Throughout the weekend, I tried to take photos whenever I had a chance – the ones below didn’t fit into any particular category, and I’m not sure what to do with them. I include them with no particular aim or theme in mind, only that I like them for different reasons and want them here so I can look back on this trip in the future and be reminded of moments too small or personal to be shared. I’ve been writing about my travels for over a year now, and my style and imagined audience swing back and forth between the public and the private. My original intention was to practice my writing before going back to school for a writing-intensive post-graduate degree, and to make permanent the various running narratives that I associate with the places I’ve visited, both on my own and with Ashley. That has manifested in stories and accounts that might make more sense to me, as the writer, than to whoever comes across this space.

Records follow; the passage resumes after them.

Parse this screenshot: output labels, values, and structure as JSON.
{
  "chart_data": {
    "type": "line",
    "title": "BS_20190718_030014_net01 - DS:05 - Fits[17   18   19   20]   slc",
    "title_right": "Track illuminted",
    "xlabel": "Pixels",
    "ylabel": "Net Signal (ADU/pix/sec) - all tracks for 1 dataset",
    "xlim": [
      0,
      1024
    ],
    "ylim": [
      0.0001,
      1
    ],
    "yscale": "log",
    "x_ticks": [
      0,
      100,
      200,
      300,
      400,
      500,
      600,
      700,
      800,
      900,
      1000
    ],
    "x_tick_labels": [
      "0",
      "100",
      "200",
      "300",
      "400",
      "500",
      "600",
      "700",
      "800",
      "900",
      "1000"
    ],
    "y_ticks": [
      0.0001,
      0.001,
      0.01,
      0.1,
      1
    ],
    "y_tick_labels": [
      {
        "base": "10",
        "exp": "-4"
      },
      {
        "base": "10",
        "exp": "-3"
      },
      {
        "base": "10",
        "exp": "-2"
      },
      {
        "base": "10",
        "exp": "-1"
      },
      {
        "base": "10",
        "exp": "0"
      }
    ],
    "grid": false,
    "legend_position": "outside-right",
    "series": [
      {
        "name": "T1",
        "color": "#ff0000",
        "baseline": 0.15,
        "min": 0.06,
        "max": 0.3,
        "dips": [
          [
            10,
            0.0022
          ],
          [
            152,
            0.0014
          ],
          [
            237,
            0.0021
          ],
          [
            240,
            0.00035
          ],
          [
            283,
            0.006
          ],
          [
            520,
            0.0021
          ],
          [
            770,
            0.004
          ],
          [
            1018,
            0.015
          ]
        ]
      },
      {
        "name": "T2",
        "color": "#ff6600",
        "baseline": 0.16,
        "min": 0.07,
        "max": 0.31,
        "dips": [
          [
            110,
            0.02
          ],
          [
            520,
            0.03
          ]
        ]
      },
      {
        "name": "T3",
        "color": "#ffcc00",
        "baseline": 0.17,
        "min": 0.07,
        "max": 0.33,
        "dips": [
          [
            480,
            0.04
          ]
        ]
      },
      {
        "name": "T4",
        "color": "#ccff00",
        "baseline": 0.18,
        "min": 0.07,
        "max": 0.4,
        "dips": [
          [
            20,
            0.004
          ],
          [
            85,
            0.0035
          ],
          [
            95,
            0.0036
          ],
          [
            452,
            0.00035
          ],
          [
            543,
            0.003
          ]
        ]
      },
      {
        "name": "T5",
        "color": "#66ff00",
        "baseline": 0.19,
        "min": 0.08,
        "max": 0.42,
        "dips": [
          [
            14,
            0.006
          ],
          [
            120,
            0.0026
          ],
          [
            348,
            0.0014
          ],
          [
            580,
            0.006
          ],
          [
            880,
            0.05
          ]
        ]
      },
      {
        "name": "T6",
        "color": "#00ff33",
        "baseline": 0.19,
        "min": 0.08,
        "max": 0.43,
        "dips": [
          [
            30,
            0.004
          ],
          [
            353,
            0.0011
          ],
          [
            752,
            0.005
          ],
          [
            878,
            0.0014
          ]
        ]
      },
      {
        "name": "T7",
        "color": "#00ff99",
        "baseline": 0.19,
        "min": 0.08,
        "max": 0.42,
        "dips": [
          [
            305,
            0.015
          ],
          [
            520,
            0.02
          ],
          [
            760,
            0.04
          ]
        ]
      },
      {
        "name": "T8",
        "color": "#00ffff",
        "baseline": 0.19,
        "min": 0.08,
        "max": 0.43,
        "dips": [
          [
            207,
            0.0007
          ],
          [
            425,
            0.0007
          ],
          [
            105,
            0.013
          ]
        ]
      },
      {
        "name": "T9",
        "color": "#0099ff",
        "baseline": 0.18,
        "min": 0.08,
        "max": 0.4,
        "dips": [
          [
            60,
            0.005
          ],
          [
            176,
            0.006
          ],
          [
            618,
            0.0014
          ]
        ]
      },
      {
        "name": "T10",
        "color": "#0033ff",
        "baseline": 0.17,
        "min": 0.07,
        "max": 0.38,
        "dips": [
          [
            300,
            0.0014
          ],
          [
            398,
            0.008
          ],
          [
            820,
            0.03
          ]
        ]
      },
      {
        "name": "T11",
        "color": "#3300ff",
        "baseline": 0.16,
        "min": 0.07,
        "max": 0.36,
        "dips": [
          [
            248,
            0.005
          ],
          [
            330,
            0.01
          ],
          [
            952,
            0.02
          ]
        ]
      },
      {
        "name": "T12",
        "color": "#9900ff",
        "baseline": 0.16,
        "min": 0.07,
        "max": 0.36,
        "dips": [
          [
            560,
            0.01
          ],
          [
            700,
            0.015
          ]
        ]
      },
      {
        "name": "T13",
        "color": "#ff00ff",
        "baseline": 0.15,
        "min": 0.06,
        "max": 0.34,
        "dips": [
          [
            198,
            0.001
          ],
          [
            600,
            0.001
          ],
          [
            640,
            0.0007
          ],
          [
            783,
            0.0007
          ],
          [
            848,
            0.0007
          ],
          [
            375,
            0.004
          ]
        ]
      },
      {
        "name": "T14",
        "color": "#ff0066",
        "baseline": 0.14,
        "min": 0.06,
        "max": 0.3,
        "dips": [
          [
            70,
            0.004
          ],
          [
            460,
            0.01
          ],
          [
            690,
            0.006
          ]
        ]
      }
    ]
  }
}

On other occasions, I write as if my blog will be read by other would-be travellers, describing routes and logistics that might come in handy for the average reader. Lately, I’ve considered just cutting out most of my writing and making more room for travel photos. I don’t expect I’ll stick to one particular style going forward. Some holiday experiences are more personal and, without getting too pretentious and study-abroad-for-a-semester-like, life changing, while others require vast amounts of research and planning that are reflected in how I remember and write. Some are so rich in visuals and beyond my own ability to describe in words that a photo-heavy post might be the best way to convey my memories. In the end, I write mostly for myself, to put myself and my loved ones in my own story, and to remember and remind myself of how fortunate I’ve been in my life.

Epilogue

In no time at all, our weekend in Singapore drew to a close. I flew back to Hong Kong without a clear picture of what my next few months would look like. Time abroad seems to come with favour in the workplace, however. Earlier in the summer, after spending a couple weeks in California, I came back to Hong Kong with an internship offer. This time around, I was offered a full time position with a different publication in the same media company. After years of hesitation and self-doubt, and a year back in school, I can finally call myself a journalist – it says so right on my business card.